Sekali lagi bantuan sosial itu baik, namun jika tujuannya tidak terukur; sasarannya tidak tepat; mekanismenya yang buruk; dan momennya yang tidak pas akan menciptakan bom waktu ke depan, baik pada aspek anggaran maupun perilaku dan etos kerja masyarakat.
Pada aspek anggaran, bantuan sosial mengonsumsi dana yang sangat besar. Setelah Perang Dunia II, bantuan sosial dimulai oleh negara-negara maju, seperti Amerika Serikat dan negara-negara di Eropa. Namun dalam perjalanannya mereka kepayahan dalam membiayai bantuan sosial.
Tahun 1996, Amerika Serikat menerbitkan Undang-Undang Tanggung Jawab Pribadi dan Kesempatan Kerja (Personal Responsibility and Work Opportunity Act), sebagai langkah untuk mengurangi beban pemerintah untuk bansos.
Dalam undang-undang baru ini, dukungan pendapatan bagi masyarakat miskin sebagai sebuah program “hak” dihapuskan dan menekankan pada kepedulian masyarakat terhadap diri sendiri dengan bekerja, sementara pemerintah mendorong perluasan kerja kerja.
Pemerintah Indonesia sendiri pada tahun 2023 menganggarkan program perlindungan sosial sebesar Rp 476 triliun atau setara dengan 21,19% anggaran belanja Pemerintah Pusat. Anggaran ini secara riil lebih besar lagi jika ditambahkan dengan anggaran Pemerintah Daerah untuk program serupa.
Dalam praktiknya, bantuan sosial masih menimbulkan banyak masalah yang perlu diselesaikan, seperti data yang tidak sinkron antara Kementerian / Lembaga / Pemerintah Daerah tentang mereka yang layak menerima; salah sasaran; kecemburuan antar anggota masyarakat yang merasa diperlakukan tidak adil; tumpang tindih antar jenis bantuan sosial; dan berbagai masalah lainnya.
Mengacu pada besarnya belanja bantuan sosial dan masalah di lapangannya, maka ini akan menciptakan bom waktu ke depan saat pendapatan pemerintah mendapat tekanan seperti yang dihadapi Venezuela. Ini bisa berujung pada gangguan stabilitas politik dan keamanan.
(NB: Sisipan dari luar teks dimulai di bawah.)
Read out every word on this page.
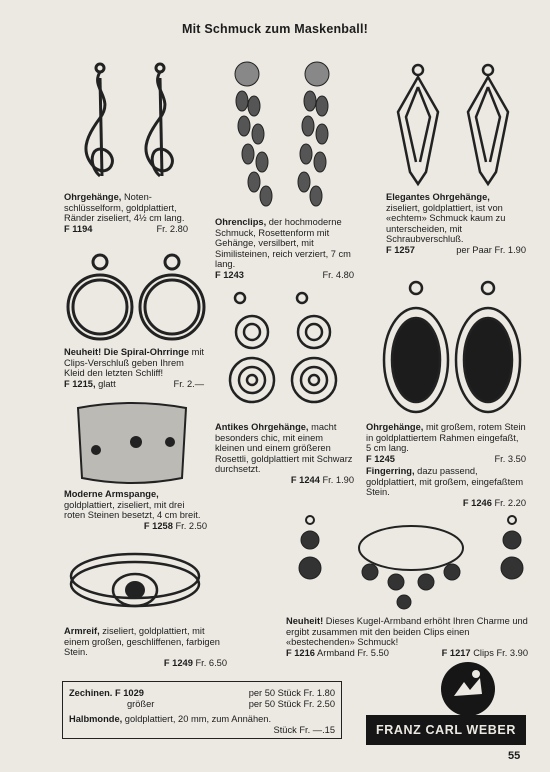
Mit Schmuck zum Maskenball!
Ohrgehänge, Noten-schlüsselform, goldplattiert, Ränder ziseliert, 4½ cm lang.
F 1194	Fr. 2.80
Ohrenclips, der hochmoderne Schmuck, Rosettenform mit Gehänge, versilbert, mit Similisteinen, reich verziert, 7 cm lang.
F 1243	Fr. 4.80
Elegantes Ohrgehänge, ziseliert, goldplattiert, ist von «echtem» Schmuck kaum zu unterscheiden, mit Schraubverschluß.
F 1257	per Paar Fr. 1.90
Neuheit! Die Spiral-Ohrringe mit Clips-Verschluß geben Ihrem Kleid den letzten Schliff!
F 1215, glatt	Fr. 2.—
Antikes Ohrgehänge, macht besonders chic, mit einem kleinen und einem größeren Rosettli, goldplattiert mit Schwarz durchsetzt.
F 1244 Fr. 1.90
Ohrgehänge, mit großem, rotem Stein in goldplattiertem Rahmen eingefaßt, 5 cm lang.
F 1245	Fr. 3.50
Fingerring, dazu passend, goldplattiert, mit großem, eingefaßtem Stein.
F 1246 Fr. 2.20
Moderne Armspange, goldplattiert, ziseliert, mit drei roten Steinen besetzt, 4 cm breit.
F 1258 Fr. 2.50
Armreif, ziseliert, goldplattiert, mit einem großen, geschliffenen, farbigen Stein.
F 1249 Fr. 6.50
Neuheit! Dieses Kugel-Armband erhöht Ihren Charme und ergibt zusammen mit den beiden Clips einen «bestechenden» Schmuck!
F 1216 Armband Fr. 5.50	F 1217 Clips Fr. 3.90
Zechinen. F 1029	per 50 Stück Fr. 1.80
größer	per 50 Stück Fr. 2.50
Halbmonde, goldplattiert, 20 mm, zum Annähen.
Stück Fr. —.15	FRANZ CARL WEBER
55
Pada aspek perilaku dan etos kerja masyarakat, bantuan sosial yang bersifat gratisan dan dikelola secara kurang baik akan menciptakan perilaku “menadah tangan” dan menurunkan etos kerja di kalangan masyarakat.
Penelitian di Amerika Serikat, sebelum keluarnya undang-undang yang disebutkan di atas, menemukan bahwa bantuan sosial mengurangi insentif kerja dan mendorong ketergantungan pada bantuan sosial pemerintah sehingga menimbulkan “perangkap pendapatan (income trap).”
Situasi ini akan sangat berbahaya ke depan bagi Indonesia di tengah perkembangan teknologi yang mereduksi besar-besaran kebutuhan tenaga kerja berketerampilan rendah dan yang memiliki etos kerja rendah. Dengan keterampilan dan etos kerja yang semakin turun karena dininabobokan oleh bansos, maka rakyat Indonesia bisa tergilas dalam arus globalisasi.
Merujuk pada dampak negatif dari bansos yang dapat menimbulkan bencana masa depan bagi Indonesia, maka kebijakan tersebut perlu ditelaah kembali pengelolaannya untuk mengurangi dampak negatifnya.
Beberapa langkah yang perlu dilakukan pemerintah diantaranya sebagaimana berikut ini.
- Pendataan dan penyaluran bansos cukup satu pintu. Kementerian dan Lembaga lain tidak perlu membuat berbagai macam aplikasi untuk mengumpulkan data tentang masyarakat miskin karena dapat membuat data tidak sinkron, juga membuat pemerintah daerah kewalahan melayani berbagai permintaan data dari Pemerintah Pusat. Saat ini terlalu banyak aplikasi yang membuang banyak anggaran yang dibuat oleh pemerintah sehingga Indonesia pantas untuk dijuluki sebagai “negara aplikasi.” Dengan pendataan dan penyaluran “Satu Pintu” maka data lebih mudah direviu dari bulan ke bulan untuk mengetahui berapa banyak anggota masyarakat yang masih layak menerima bansos rutin.
- Bansos rutin seharusnya hanya diberikan pada lansia kurang mampu, anak yatim piyatu yang belum produktif, anggota masyarakat yang sakit permanen yang membuat mereka tidak mampu bekerja, serta kaum difabel tertentu yang karena jenis kecacatannya membuat mereka tidak bisa bekerja. Selanjutnya, bansos rutin tersebut seharusnya diberikan secara bulanan, bukan triwulanan.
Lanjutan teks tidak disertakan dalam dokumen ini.